The rapid proliferation of microcomputers will doubtless cause many social dislocations. But the hope is that the burgeoning technology will create an almost limitless range of new products and services and therefore a great new job market. Though one expert estimates that it would take the entire U.S. female population between ages 18 and 45 to run the nation's telephone system if it were not computerized, Ma Bell now employs more people than it did when its first automatic switching service was introduced.

All of the prodigies of technology leave many people not only nostalgic for simpler times but alarmed by the unknown dangers that "progress" may bring with it. Those who first used fire must have terrified their generation. Practically any breakthrough in knowledge carries with it the possibility that it will be used for evil. But with microcomputers, the optimists can argue an extremely persuasive case. The Industrial Revolution had the effect of standardizing and routinizing life. Microtechnology, with its nearly infinite capacities and adaptability, tends on the contrary toward individualization; with computers, people can design their lives far more in line with their own wishes. They can work at terminals at home instead of in offices, educate themselves in a variety of subjects at precisely the speed they wish, shop electronically with the widest possible discretion. Among other things, microtechnology will make the mechanism of supply and demand operate more responsively; customers' wishes will be registered at the speed of light.

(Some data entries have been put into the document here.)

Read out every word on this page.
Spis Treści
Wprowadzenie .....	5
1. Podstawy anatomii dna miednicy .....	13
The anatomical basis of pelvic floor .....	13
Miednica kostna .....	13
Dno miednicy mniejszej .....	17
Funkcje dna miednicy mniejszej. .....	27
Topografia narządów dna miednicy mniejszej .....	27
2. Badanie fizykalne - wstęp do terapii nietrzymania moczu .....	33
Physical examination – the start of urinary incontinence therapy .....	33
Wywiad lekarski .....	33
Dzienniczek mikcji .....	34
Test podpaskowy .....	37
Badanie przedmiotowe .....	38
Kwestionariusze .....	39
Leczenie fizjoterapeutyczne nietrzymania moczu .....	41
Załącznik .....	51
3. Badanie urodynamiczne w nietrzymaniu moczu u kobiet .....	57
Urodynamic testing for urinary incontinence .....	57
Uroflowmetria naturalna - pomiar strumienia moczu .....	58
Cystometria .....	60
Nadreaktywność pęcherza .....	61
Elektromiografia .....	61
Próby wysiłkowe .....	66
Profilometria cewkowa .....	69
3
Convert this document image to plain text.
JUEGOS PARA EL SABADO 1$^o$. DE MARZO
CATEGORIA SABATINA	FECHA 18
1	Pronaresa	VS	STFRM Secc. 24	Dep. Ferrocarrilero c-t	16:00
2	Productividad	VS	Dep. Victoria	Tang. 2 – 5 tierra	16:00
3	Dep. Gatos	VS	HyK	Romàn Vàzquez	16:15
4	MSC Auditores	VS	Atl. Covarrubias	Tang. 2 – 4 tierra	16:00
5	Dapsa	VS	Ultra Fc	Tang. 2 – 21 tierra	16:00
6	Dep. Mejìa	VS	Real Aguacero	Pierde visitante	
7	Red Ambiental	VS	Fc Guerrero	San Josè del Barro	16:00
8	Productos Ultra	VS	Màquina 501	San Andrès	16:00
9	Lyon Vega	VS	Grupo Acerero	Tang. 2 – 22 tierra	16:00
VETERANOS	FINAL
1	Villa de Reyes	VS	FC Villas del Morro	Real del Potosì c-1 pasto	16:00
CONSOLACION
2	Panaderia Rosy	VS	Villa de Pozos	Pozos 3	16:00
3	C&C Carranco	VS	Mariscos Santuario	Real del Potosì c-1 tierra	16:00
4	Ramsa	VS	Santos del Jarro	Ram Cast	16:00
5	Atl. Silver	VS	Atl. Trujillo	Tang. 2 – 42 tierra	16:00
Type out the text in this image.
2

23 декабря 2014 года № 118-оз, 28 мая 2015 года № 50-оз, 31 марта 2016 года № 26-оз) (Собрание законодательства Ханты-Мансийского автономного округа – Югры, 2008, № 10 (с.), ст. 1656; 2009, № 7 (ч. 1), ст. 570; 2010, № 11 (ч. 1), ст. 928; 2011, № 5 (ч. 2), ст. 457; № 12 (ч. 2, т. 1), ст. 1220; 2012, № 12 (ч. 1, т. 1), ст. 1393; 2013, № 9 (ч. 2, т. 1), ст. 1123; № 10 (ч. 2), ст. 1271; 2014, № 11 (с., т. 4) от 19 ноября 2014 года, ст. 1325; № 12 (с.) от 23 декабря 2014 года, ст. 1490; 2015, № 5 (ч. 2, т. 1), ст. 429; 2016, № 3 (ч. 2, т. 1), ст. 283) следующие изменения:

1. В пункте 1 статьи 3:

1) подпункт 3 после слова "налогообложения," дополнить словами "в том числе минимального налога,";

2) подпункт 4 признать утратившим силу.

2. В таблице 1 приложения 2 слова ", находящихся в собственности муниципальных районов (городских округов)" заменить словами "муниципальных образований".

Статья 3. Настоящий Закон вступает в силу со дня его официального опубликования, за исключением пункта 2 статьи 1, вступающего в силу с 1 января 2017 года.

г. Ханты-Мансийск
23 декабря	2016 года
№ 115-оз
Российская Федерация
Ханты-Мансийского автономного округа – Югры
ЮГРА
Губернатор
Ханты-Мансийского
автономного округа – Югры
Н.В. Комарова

Some, like Sociologist Seymour Martin Lipset, envision a "more egalitarian society" because of the computer. Transferring so much work to the machines, thinks Lipset, may produce something like Athenian democracy; Athenians could be equal because they had slaves to do their work for them.

Says Isaac Asimov, the prolific author and futuristic polymath: "We are reaching the stage where the problems that we must solve are going to become insoluble without computers. I do not fear computers. I fear the lack of them." Many people have great expectations and doubts about the new technology, especially in a century when they have felt themselves enslaved and terrorized by the works of science. Stewart Brand, creator of the Whole Earth Catalog, argues for a longer perspective: "This is a story that goes back to the beginning of tool-using animals, back to the rocks the earliest man picked up in Africa. As soon as he started picking up rocks, his hands started changing, his brain started changing. Computers are simply a quantum jump in the same co-evolutionary process."